La donna spartana
Statuetta in bronzo di giovane donna spartana impegnata in una corsa, British Museum, Londra.

La donna spartana rispetto alla donna ateniese viveva una condizione di maggiore parità con l’uomo, perché entrambi erano assoggettati alle ferree regole del servizio allo stato. Sparta, infatti, puntava tutte le sue carte sulle attività militari e aveva necessità che la ristretta oligarchia dominante, gli spartiati, si riproducesse forte e robusta.

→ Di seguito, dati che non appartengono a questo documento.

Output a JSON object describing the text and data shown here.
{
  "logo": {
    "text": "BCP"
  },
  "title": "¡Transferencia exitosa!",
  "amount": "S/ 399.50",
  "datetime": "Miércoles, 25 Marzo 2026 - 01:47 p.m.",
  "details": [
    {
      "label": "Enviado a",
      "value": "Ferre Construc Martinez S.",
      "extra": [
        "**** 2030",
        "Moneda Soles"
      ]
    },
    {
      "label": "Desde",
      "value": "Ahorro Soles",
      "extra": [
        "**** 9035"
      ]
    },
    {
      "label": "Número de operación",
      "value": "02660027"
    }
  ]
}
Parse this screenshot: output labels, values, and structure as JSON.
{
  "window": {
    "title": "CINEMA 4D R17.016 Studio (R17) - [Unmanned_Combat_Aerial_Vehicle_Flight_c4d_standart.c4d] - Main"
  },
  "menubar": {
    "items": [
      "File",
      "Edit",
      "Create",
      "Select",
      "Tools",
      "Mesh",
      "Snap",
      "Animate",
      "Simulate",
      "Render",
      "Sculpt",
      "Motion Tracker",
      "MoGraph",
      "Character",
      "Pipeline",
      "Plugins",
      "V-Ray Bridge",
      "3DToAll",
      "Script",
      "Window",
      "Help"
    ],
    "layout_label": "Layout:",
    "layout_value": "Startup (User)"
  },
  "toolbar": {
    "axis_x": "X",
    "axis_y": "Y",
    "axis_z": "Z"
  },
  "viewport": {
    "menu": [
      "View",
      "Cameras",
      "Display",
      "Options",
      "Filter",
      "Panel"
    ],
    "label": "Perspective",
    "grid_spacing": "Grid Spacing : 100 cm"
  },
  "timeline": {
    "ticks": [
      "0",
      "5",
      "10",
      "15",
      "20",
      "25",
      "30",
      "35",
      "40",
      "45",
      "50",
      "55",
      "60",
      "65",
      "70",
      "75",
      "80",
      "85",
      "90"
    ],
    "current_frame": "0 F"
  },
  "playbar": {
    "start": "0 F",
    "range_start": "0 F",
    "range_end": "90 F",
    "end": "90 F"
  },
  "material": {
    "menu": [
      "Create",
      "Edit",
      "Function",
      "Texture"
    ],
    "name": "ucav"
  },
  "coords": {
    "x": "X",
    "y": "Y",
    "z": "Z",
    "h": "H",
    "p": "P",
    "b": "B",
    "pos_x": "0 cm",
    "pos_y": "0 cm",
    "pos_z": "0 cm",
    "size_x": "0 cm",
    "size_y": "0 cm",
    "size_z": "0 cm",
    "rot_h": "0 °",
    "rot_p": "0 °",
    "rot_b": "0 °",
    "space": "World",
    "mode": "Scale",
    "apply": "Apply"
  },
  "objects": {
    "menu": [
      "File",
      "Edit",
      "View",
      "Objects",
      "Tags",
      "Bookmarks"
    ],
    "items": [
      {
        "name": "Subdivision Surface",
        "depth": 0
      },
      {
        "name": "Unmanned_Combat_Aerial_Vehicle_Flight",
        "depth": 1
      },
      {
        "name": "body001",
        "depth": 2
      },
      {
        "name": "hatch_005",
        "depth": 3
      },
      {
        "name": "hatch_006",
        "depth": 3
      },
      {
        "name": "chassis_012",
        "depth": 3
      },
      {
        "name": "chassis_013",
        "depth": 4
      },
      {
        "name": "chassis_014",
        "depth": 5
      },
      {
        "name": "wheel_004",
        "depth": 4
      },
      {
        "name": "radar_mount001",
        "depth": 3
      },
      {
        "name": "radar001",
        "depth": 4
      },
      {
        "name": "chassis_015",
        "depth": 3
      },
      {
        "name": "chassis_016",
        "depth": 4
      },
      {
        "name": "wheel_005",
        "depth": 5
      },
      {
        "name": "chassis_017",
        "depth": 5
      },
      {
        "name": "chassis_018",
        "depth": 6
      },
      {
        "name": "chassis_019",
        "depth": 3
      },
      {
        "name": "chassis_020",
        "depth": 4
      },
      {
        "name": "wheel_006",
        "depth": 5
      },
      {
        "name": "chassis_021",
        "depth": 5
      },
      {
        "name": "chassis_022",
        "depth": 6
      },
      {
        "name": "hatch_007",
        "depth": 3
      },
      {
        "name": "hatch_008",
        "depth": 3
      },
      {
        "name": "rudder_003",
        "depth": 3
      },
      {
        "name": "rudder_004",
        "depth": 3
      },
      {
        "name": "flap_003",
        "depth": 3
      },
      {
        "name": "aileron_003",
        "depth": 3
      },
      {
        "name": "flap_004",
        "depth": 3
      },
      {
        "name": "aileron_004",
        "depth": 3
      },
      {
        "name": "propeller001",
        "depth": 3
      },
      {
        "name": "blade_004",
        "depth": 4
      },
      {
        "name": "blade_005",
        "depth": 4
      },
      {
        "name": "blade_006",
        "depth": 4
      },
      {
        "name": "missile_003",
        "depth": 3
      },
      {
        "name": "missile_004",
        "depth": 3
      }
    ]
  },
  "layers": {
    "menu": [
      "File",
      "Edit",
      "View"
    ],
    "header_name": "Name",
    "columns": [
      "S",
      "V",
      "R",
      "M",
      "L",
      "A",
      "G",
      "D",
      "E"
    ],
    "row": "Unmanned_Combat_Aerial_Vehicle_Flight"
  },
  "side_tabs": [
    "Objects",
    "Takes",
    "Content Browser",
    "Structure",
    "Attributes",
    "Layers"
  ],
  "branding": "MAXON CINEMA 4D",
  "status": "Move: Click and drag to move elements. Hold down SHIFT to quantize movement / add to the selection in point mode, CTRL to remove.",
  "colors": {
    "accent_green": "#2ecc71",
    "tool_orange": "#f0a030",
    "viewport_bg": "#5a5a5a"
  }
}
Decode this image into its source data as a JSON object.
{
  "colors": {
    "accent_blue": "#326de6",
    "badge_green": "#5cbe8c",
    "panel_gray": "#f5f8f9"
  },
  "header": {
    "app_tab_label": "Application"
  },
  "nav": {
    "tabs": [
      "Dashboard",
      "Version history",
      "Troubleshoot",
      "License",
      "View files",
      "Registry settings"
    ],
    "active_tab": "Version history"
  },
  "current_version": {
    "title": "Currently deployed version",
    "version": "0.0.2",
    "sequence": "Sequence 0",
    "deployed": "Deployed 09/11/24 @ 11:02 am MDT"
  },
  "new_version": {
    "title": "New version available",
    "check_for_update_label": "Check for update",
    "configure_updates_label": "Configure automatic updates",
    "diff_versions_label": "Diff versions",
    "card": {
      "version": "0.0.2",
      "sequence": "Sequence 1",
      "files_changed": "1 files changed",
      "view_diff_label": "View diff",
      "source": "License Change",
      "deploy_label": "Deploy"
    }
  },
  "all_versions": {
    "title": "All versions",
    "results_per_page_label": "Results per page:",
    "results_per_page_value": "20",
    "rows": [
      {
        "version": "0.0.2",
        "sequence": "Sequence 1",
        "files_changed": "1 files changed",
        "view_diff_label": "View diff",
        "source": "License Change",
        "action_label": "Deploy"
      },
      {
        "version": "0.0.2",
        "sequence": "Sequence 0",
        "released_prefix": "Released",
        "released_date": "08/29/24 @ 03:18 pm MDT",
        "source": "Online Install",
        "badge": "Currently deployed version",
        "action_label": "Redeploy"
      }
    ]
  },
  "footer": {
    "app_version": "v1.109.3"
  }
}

Per generare bambini sani, destinati a diventare guerrieri forti e coraggiosi – si diceva – era indispensabile che le donne avessero un corpo robusto, elastico e ben allenato. La donna spartana era perciò incoraggiata dallo stato a praticare sport (corsa, lotta, lancio del disco e del giavellotto) e a gareggiare [Leggi Le Olimpiadi nell’antica Grecia]. Alla donna spartana era persino consentito unirsi a più uomini (poliandria) per incrementare le nascite: un dato molto significativo per comprendere l’importanza che gli spartani assegnavano alla riproduzione.

La legge spartana stabiliva che alla donna morta di parto fossero riservati gli stessi onori che al soldato caduto in battaglia. La donna spartana era dunque partecipe di un ideale eroico: se il coraggio dell’oplita si manifestava pienamente nel momento della battaglia, quello della donna s’imponeva al momento del parto. La gloria del soldato risplendeva quando cadeva combattendo per la patria, quello della donna quando moriva partorendo un futuro oplita (per un approfondimento leggi Partorire e nascere nella Grecia Antica clicca qui).
E dunque se la legge spartana vietava di incidere sulle tombe il nome dei defunti (gli spartiati chiamavano se stessi homóioi, cioè “uguali”), questa stessa legge contemplava due eccezioni: gli uomini morti in guerra, le donne morte di parto.

L’addestramento atletico della donna aveva poi importanti conseguenze psicologiche: la donna spartana appariva molto fiera e poco disposta a farsi dominare dall’altro sesso. Teneva un comportamento austero e dignitoso anche quando con semplicità e senza alcuna malizia partecipava nuda (come i maschi) a gare sportive e ad alcune cerimonie religiose: una cosa assolutamente impensabile per la donna ateniese. Ma per la donna spartana, nella sua innocente naturalezza, l’esposizione del corpo si collegava a un ideale atletico. Le sue coetanee di Atene, di Corinto o di Mileto, se tenevano alla loro reputazione, dovevano restare in casa, dedicarsi ai lavori domestici, badare ai figli. Ma a Sparta la famiglia aveva un ruolo molto limitato: l’educazione dei bambini era affidata alla polis (per un approfondimento leggi Paideia, educazione nella Grecia antica clicca qui) e i mariti trascorrevano la loro esistenza in comunità con gli altri spartiati, spalla a spalla nell’esercito e nei sissizi, i pasti comuni nei quali ciascuno portava la sua quota di cibo. Era quindi inevitabile che la donna spartana godesse di una certa autonomia e indipendenza sconosciute a quella ateniese, come si vede anche dal fatto che poteva disporre dei beni propri.